Wednesday, September 6, 2017

what happens while driving, sometimes

Sometimes when I'm driving I'll see a child walking on the sidewalk or waiting at the bus stop or two teenagers with wildly colored hair holding hands or young parents pushing a child in a stroller and my heart just fills overwhelmingly with hope,  love and sadness. They are so beautiful, these fellow humans, much younger than I, so beautiful and I want to stop the car and tell them this, tell them I'm glad they exist, that we all exist.

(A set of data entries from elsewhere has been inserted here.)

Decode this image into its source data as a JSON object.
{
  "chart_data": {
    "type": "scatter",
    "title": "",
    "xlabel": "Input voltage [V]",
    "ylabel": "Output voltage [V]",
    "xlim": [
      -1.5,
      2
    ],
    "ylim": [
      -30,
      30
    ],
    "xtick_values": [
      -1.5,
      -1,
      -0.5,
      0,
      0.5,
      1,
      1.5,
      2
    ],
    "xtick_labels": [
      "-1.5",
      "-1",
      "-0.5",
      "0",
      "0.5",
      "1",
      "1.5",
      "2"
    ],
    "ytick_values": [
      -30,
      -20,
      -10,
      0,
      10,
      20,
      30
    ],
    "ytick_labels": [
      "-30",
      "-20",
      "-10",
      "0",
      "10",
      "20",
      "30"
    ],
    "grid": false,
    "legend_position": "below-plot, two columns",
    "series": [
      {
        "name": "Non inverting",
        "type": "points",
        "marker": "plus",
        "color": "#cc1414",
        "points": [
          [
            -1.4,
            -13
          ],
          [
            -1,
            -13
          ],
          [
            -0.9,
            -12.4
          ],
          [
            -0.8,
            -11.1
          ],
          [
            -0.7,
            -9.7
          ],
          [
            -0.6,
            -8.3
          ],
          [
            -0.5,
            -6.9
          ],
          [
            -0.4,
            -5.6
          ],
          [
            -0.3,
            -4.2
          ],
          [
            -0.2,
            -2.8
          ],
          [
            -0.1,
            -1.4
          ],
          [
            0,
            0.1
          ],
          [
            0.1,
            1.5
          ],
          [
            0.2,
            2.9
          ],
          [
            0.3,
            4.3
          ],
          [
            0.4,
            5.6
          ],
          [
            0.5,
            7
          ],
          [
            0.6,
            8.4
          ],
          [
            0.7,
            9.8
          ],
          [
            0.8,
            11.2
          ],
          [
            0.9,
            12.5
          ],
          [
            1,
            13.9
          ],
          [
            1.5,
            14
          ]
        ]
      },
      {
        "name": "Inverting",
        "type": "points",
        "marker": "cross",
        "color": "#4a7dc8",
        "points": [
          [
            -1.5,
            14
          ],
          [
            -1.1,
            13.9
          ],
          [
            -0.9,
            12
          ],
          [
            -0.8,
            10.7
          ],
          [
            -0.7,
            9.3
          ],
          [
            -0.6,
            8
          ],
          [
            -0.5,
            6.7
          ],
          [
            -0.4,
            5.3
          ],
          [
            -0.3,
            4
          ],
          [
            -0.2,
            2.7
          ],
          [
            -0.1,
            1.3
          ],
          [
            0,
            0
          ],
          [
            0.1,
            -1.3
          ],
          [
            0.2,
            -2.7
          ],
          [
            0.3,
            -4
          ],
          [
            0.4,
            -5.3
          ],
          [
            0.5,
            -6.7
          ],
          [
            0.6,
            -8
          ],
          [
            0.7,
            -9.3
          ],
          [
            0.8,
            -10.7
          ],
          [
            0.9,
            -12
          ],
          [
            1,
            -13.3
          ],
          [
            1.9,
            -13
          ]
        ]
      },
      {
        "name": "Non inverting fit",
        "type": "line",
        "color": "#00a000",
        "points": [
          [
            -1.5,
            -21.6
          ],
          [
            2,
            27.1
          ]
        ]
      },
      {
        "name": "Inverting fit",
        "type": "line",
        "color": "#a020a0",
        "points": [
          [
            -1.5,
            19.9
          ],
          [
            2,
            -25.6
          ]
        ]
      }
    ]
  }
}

There's an old quote stating youth is wasted on the young, and it's complete bullshit. It's not wasted. Let them have every moment of discovery, every first blush of love, every stumble and every triumph. Let them too have their tears, their fears and worries, their agonizing self-doubt. If they fully understood they'd never get those moments back, they'd be paralyzed, unable to live their own experiences. This is what happens far too often to us as adults. All that saccharine bullshit about keeping the child alive inside is really trying to say: don't forget to be alive and OPEN. An awareness of your own mortality need not destroy the ability to live fully; it should enhance it. We need not be desperate to recapture something gone; we have its memory inside us. We get to carry that with us for hopefully all our mortal years and we have the ability to add more, new experiences.

I can't pull my car over and tell these children and teenagers whose names I do not know that I love them. But I can dream of such a world, and keep trying to build it.